I’m aware of one case in the military where the NCIS used GPS tracking (after getting a warrant). Fourthamendment.com recommends:
The D.C. Circuit held on Friday that a warrant is needed for prolonged GPS surveillance, recognizing People v. Weaver from New York and limitingKnotts. [This is a highly important decision. Every criminal and constitutional lawyer needs to read it.] United States v. Maynard, No. 08-3030 (D.C.Cir. August 6, 2010)[.]
Two circuits, relying upon Knotts, have held the use of a GPS tracking device to monitor an individual’s movements in his vehicle over a prolonged period is not a search, United States v. Pineda-Moreno, 591 F.3d 1212 (9th Cir. 2010); United States v. Garcia, 474 F.3d 994 (7th Cir. 2007), but in neither case did the appellant argue that Knotts by its terms does not control whether prolonged surveillance is a search, as Jones argues here. Indeed, in Garcia the appellant explicitly conceded the point. …
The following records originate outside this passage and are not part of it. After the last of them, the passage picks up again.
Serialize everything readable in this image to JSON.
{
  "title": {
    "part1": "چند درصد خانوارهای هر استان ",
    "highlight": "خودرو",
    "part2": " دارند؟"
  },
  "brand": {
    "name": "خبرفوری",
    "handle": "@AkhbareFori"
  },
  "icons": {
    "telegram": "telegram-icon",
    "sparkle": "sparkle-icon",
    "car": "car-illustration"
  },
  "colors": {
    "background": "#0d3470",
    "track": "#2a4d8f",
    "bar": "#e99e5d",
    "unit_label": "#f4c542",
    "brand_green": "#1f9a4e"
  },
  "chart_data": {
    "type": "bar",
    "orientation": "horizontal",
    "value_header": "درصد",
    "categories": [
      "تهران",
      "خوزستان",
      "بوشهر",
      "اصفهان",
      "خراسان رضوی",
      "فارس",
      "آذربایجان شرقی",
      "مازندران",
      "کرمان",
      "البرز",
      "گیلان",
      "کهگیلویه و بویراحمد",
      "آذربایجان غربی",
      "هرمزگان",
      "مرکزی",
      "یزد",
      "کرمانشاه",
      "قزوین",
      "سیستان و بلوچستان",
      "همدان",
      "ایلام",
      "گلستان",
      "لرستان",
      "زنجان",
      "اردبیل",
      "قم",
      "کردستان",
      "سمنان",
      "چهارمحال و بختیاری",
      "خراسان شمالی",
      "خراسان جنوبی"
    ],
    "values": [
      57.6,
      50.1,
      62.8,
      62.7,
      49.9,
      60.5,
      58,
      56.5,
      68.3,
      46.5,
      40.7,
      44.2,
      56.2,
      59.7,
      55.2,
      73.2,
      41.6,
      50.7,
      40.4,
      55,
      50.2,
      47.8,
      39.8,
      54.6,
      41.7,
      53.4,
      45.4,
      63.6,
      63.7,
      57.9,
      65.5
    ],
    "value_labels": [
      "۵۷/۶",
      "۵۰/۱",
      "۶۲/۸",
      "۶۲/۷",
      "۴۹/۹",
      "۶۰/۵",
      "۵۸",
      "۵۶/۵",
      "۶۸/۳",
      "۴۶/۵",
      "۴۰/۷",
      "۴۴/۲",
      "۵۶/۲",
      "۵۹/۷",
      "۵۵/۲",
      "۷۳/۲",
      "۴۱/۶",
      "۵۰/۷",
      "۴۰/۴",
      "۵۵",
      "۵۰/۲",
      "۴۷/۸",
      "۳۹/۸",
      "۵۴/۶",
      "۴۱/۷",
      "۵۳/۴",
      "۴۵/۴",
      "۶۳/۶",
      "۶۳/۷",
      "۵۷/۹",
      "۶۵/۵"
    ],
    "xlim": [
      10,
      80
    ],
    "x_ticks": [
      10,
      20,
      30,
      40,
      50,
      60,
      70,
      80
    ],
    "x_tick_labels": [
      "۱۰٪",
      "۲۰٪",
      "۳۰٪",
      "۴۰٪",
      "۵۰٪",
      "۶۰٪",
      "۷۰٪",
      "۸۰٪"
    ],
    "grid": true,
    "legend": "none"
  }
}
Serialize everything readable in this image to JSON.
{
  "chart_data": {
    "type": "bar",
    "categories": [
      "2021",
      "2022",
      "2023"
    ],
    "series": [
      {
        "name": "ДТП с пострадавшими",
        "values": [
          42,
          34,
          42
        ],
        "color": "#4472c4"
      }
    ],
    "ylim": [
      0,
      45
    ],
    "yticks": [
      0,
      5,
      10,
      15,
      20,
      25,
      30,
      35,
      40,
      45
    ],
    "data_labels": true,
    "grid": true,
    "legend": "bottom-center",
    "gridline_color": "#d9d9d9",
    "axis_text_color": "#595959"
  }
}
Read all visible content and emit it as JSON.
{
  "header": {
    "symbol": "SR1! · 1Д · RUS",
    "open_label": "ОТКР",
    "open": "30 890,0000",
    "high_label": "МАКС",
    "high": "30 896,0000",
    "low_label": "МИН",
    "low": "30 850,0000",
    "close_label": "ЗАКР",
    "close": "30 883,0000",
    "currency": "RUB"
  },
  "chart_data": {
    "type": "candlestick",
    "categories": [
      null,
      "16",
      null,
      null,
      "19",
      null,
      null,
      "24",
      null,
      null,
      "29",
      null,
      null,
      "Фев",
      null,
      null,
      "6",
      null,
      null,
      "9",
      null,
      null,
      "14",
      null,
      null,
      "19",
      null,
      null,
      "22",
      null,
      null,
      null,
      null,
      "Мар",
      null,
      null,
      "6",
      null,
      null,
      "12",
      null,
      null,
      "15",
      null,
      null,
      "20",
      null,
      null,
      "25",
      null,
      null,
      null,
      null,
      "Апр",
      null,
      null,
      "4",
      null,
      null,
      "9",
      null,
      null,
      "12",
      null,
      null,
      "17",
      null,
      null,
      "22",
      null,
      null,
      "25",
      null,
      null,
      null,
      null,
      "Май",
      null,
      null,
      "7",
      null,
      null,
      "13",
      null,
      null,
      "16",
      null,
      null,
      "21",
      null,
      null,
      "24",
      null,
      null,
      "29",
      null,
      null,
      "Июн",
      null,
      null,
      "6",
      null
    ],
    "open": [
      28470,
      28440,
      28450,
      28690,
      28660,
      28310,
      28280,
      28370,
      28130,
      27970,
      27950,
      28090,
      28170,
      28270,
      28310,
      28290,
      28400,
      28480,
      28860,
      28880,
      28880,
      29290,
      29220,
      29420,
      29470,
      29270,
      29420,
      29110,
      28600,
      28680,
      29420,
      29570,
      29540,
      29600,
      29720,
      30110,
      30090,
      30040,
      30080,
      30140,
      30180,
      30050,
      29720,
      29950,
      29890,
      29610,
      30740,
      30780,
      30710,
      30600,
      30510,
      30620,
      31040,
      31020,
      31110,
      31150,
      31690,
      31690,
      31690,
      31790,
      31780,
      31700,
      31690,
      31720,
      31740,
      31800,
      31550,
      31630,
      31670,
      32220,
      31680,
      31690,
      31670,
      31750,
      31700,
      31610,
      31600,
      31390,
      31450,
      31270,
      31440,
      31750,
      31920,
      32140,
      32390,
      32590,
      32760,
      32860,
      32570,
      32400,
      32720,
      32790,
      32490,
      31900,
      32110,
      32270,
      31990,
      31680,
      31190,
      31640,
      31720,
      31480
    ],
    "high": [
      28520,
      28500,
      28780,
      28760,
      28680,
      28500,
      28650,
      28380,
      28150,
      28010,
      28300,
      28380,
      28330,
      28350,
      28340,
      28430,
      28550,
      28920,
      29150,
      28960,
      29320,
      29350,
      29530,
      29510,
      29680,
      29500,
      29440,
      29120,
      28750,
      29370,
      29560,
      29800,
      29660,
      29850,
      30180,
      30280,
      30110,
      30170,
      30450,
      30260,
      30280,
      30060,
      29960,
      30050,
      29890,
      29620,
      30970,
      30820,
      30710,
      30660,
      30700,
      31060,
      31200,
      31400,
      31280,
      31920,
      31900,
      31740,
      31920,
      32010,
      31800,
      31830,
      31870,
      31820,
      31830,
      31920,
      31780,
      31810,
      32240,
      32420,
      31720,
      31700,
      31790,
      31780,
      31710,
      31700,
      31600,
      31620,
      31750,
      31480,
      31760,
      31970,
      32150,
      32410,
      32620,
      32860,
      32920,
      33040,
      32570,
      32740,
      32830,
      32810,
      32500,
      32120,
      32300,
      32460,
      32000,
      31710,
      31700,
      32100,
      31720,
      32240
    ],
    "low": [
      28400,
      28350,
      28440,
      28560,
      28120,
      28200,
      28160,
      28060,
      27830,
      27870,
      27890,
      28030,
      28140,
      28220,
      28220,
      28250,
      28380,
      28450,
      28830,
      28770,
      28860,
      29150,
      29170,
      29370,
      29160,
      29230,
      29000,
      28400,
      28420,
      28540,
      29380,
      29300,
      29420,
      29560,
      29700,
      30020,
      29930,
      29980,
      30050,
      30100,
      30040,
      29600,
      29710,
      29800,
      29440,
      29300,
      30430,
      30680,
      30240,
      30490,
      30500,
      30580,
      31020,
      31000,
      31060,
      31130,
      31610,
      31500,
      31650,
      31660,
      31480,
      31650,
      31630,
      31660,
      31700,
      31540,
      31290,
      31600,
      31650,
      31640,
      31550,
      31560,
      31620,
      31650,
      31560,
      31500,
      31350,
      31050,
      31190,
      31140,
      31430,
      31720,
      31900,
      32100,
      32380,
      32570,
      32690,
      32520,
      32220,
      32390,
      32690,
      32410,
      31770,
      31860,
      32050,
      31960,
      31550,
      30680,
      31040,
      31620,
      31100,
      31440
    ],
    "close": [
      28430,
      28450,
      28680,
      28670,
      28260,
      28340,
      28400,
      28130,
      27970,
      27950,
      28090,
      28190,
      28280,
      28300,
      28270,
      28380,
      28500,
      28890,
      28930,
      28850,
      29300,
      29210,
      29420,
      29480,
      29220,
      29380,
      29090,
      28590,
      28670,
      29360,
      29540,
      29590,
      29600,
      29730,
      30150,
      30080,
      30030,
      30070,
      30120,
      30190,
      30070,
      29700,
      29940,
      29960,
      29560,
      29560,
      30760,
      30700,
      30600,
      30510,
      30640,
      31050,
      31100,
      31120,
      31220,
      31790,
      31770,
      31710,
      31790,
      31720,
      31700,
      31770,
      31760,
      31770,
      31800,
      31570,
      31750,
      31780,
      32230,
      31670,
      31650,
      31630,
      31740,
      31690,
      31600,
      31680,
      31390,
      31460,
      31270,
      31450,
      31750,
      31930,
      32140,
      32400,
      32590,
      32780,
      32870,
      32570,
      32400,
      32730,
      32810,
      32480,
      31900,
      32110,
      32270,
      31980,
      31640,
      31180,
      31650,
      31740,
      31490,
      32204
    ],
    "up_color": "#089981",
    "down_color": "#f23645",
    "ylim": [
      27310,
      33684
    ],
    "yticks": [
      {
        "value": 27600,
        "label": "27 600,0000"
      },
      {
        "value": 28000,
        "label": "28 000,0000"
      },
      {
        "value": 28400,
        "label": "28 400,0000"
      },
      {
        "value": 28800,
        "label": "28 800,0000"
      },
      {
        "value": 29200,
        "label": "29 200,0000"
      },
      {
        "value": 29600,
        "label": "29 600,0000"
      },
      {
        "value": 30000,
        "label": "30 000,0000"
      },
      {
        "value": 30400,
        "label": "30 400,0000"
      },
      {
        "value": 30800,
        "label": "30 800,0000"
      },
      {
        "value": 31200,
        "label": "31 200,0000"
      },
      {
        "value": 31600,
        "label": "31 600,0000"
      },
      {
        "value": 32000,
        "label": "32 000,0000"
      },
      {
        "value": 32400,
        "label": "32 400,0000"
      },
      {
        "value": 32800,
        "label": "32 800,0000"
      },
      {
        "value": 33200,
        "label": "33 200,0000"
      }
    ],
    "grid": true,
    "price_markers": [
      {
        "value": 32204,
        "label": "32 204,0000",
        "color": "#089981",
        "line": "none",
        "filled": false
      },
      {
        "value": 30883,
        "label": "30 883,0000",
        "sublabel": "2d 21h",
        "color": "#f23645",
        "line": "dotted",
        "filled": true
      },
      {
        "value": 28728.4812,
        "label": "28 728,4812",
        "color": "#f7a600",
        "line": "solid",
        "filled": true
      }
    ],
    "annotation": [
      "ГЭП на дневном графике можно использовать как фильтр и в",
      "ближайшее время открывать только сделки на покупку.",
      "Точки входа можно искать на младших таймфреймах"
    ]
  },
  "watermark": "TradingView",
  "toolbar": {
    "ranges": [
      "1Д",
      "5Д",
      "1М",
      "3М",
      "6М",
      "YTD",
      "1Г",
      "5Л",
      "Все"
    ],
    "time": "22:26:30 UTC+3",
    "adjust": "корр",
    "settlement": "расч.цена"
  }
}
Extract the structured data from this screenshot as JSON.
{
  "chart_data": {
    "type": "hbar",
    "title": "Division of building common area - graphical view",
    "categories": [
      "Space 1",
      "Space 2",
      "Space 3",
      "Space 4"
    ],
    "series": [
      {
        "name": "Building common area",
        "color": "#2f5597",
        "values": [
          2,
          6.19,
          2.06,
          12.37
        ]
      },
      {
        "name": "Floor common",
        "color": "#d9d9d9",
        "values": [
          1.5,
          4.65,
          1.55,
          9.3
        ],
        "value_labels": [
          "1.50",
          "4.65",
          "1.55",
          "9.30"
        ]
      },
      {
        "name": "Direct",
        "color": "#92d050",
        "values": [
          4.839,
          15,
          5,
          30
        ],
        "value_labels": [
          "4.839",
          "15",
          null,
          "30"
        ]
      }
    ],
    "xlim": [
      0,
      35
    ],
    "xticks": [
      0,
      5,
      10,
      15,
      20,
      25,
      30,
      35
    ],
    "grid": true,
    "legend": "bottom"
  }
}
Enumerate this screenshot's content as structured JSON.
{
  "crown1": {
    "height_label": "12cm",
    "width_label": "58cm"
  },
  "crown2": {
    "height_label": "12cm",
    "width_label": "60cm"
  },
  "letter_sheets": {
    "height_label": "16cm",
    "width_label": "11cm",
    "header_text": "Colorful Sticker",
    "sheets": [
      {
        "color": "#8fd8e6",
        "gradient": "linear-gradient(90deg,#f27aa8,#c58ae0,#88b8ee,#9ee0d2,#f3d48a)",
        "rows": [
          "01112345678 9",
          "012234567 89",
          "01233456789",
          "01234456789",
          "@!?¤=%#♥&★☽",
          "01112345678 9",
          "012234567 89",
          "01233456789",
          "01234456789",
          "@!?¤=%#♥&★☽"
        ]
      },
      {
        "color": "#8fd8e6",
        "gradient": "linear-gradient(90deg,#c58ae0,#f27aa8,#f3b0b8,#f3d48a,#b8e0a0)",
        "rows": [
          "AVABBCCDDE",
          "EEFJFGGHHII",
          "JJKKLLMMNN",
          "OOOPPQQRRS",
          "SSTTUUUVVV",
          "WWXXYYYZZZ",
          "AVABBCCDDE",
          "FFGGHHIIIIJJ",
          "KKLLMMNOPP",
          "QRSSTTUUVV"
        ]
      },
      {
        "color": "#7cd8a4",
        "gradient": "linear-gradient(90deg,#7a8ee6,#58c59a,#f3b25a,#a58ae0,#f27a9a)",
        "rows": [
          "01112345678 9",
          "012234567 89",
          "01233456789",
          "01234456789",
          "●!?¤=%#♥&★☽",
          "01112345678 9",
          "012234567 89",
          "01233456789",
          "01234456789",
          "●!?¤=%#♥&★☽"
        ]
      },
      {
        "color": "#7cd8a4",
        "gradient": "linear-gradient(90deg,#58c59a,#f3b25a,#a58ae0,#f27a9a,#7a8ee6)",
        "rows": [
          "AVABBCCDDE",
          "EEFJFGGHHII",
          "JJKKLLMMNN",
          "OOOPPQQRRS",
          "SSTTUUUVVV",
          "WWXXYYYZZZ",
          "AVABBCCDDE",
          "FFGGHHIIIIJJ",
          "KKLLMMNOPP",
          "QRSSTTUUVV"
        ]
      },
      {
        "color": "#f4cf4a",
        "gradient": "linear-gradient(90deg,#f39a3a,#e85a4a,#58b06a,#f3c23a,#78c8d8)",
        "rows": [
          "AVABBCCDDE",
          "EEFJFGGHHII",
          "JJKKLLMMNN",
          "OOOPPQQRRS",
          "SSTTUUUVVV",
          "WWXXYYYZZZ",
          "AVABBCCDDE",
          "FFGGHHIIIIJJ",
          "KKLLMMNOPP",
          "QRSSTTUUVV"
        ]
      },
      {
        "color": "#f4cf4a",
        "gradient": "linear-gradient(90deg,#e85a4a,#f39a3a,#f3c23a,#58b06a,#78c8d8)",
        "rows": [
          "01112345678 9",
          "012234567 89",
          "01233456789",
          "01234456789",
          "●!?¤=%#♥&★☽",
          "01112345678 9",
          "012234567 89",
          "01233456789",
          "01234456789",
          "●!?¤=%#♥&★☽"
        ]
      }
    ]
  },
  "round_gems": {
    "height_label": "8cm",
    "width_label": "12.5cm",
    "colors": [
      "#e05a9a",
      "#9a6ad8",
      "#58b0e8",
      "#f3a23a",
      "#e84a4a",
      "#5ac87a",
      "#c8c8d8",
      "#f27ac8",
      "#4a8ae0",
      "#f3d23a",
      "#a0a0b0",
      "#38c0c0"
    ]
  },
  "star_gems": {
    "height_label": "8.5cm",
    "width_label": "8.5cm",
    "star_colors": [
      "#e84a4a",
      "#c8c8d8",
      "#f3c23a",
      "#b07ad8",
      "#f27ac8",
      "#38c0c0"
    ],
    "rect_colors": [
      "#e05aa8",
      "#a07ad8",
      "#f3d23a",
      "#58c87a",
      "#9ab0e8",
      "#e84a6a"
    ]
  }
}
In a third related case the Eighth Circuit held the use of a GPS device to track a truck used by a drug trafficking operation was not a search. United States v. Marquez, 605 F.3d 604 (2010). …
In each of these three cases the court expressly reserved the issue it seems to have thought the Supreme Court had reserved in Knotts, to wit, whether wholesale, or mass electronic surveillance of many individuals requires a warrant. Marquez, 605 F.3d at 610; Pineda-Moreno, 591 F.3d at 1216 n.2; Garcia, 474 F.3d at 996. As we have explained, in Knotts the Court actually reserved the issue of prolonged surveillance. That issue is squarely presented in this case. Here the police used the GPS device not to track Jones’s movements from one place to another, Knotts, 460 U.S. at 281, but rather to track Jones’s movements 24 hours a day for 28 days as he moved among scores of places, thereby discovering the totality and pattern of his movements from place to place to place.